Birth Defect Study Shows Link to Area of Toxic Spill
SAN JOSE — State health officials Wednesday announced the results of a three-year study that shows a high rate of birth defects and miscarriages in a Silicon Valley community where a chemical spill led to a heavy contamination of water supplies.
The investigation was launched in 1982, shortly after parents learned of the chemical leak at a high-tech company and began comparing notes on their pregnancies.
The state study, which required 10,000 hours of investigation and the labors of 19 investigators, confirms with hard numbers what the concerned families had discovered themselves: The incidence of serious heart abnormalities, miscarriages and other birth defects was two to three times as high in the San Jose neighborhood of Los Paseos as in a nearby community where there was no spill or in Santa Clara County as a whole.
In revealing the results of the investigation, the public health officials pointed out that their research does not necessarily show that the toxics spill in question, at the Fairchild Camera and Instrument Co., was the cause of the problem pregnancies.
Instead, Dr. Kenneth W. Kizer, the state’s chief of public health programs, emphasized: “At this time contamination of the water cannot be ruled out as a cause.”
More than a dozen high-tech companies are scattered in the area served by the water district. And at least one other, an IBM plant, has documented a leak of similar toxic chemicals.

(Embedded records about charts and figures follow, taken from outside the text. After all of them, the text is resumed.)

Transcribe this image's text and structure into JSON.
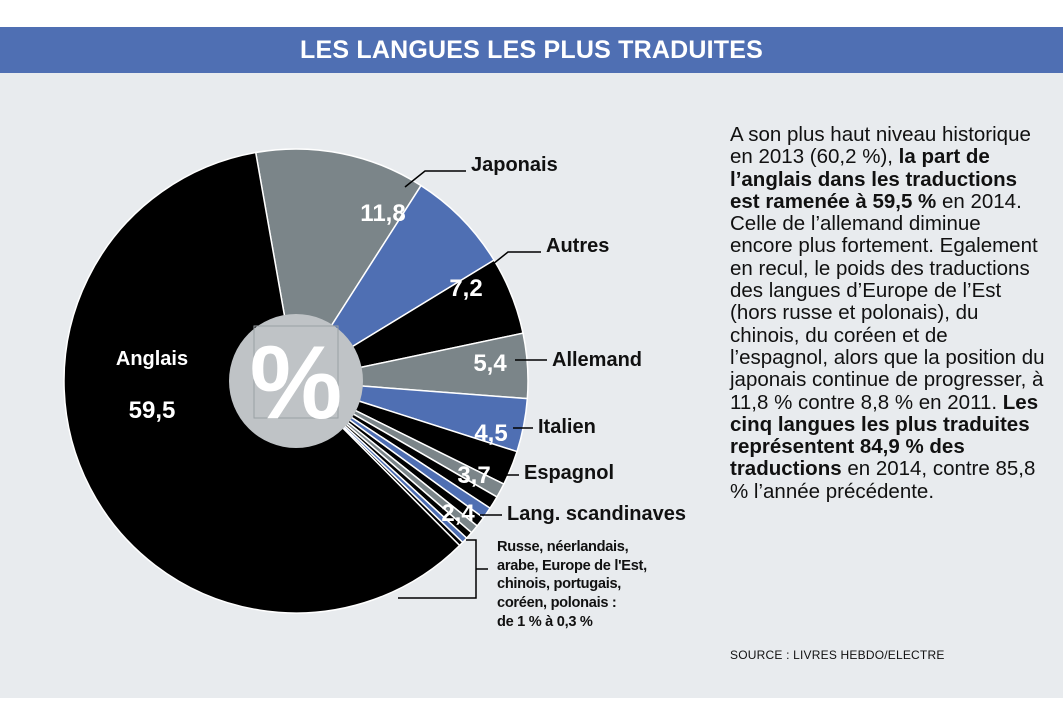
{
  "header": {
    "title": "LES LANGUES LES PLUS TRADUITES"
  },
  "chart_data": {
    "type": "pie",
    "title": "LES LANGUES LES PLUS TRADUITES",
    "unit_symbol": "%",
    "slices": [
      {
        "label": "Japonais",
        "value": 11.8,
        "display": "11,8",
        "color": "#7b8589"
      },
      {
        "label": "Autres",
        "value": 7.2,
        "display": "7,2",
        "color": "#4f6fb3"
      },
      {
        "label": "Allemand",
        "value": 5.4,
        "display": "5,4",
        "color": "#000000"
      },
      {
        "label": "Italien",
        "value": 4.5,
        "display": "4,5",
        "color": "#7b8589"
      },
      {
        "label": "Espagnol",
        "value": 3.7,
        "display": "3,7",
        "color": "#4f6fb3"
      },
      {
        "label": "Lang. scandinaves",
        "value": 2.4,
        "display": "2,4",
        "color": "#000000"
      },
      {
        "label": "",
        "value": 1.0,
        "display": "",
        "color": "#7b8589"
      },
      {
        "label": "",
        "value": 0.9,
        "display": "",
        "color": "#000000"
      },
      {
        "label": "",
        "value": 0.8,
        "display": "",
        "color": "#4f6fb3"
      },
      {
        "label": "",
        "value": 0.7,
        "display": "",
        "color": "#000000"
      },
      {
        "label": "",
        "value": 0.6,
        "display": "",
        "color": "#7b8589"
      },
      {
        "label": "",
        "value": 0.5,
        "display": "",
        "color": "#000000"
      },
      {
        "label": "",
        "value": 0.4,
        "display": "",
        "color": "#4f6fb3"
      },
      {
        "label": "",
        "value": 0.3,
        "display": "",
        "color": "#000000"
      },
      {
        "label": "Anglais",
        "value": 59.5,
        "display": "59,5",
        "color": "#000000"
      }
    ],
    "others_note": [
      "Russe, néerlandais,",
      "arabe, Europe de l'Est,",
      "chinois, portugais,",
      "coréen, polonais :",
      "de 1 %  à 0,3 %"
    ]
  },
  "text": {
    "p1": "A son plus haut niveau historique en 2013 (60,2 %), ",
    "b1": "la part de l’anglais dans les traductions est ramenée à 59,5 %",
    "p2": " en 2014. Celle de l’allemand diminue encore plus fortement. Egalement en recul, le poids des traductions des langues d’Europe de l’Est (hors russe et polonais), du chinois, du coréen et de l’espagnol, alors que la position du japonais continue de progresser, à 11,8 % contre 8,8 % en 2011. ",
    "b2": "Les cinq langues les plus traduites représentent 84,9 % des traductions",
    "p3": " en 2014, contre 85,8 % l’année précédente."
  },
  "source": "SOURCE : LIVRES HEBDO/ELECTRE",
  "colors": {
    "blue": "#4f6fb3",
    "grey": "#7b8589",
    "black": "#000000",
    "background": "#e8ebee",
    "hole": "#bfc3c6"
  }
}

State scientists are convinced that the high incidence of birth defects and miscarriages are unlikely to be explained by chance alone, according to Dr. John Harris, director of the state’s birth defects monitoring program. The odds against the problems clustering in one community by coincidence are about 40,000 to 1, he indicated.
And when Gov. George Deukmejian was briefed on the findings a month ago, he was alarmed enough to add $825,000 to his proposed state budget for further studies of the Great Oaks Water District where the spill took place and of the rest of the county, which has a high concentration of firms using large quantities of solvents in manufacturing electronics equipment. Health officials said that the results also helped convince Deukmejian to include $4 million in the budget to set limits on drinking water contamination for more than 50 common chemicals.
Despite the reluctance of health authorities to blame the Fairchild spill for the increase in birth defects and miscarriages, community residents said the findings vindicate their concerns. John Tyndall, an attorney representing more than 400 residents of the water district in a suit over the spill, said that the evidence supports his clients’ claim that the contamination caused problems in pregnancy.
“I’m happy with the results,” said Susan Puppo, whose 4-year-old son Brian was born with two holes through the central dividing wall of his heart. The youngster has already had four operations to help correct the problem and must be regularly checked by heart specialists because of continuing problems with irregular heart beats, his mother said.
The Fairchild spill is one of a small, but growing number of incidents where water pollution is suspected of causing serious health problems.
In Woburn, Mass., a group of Harvard University scientists found a high incidence of leukemia in a community plagued by water contamination. Australian scientists have reported a link between chemical pollutants in drinking water and children born with open spines.
But the California scientists contend that the newest study is perhaps the most rigorous investigation of the possible health effects of a chemical spill ever conducted.
The Los Paseos study began shortly after company officials at Fairchild discovered that as much as 50,000 gallons of chemicals had leaked from an underground storage tank.
Concentrations of two widely used solvents, trichloroethane and dichloroethylene, were found in nearby wells in concentrations as much as 800 times the levels permitted in drinking water.
The wells were soon closed. And it is uncertain just how long and at what levels tap water was affected.
In their study, the scientists pointed out that many of the cases of birth defects occurred far from the contaminated wells--a finding that raises questions over whether the spill at Fairchild was, in fact, responsible.
But mothers in the Los Paseos area near the Fairchild plant had a miscarriage rate of more than 20%, twice the rate in a comparison community four miles away. Similarly, the rate of malformations at birth was close to 7%, more than three times the rate in the other community.
Most perplexing of all were the findings that children born in 1981 to mothers living in the water district were almost three times as likely to be born with serious heart defects. After closure of the contaminated wells, Kizer said, water in the area is now free of pollutants.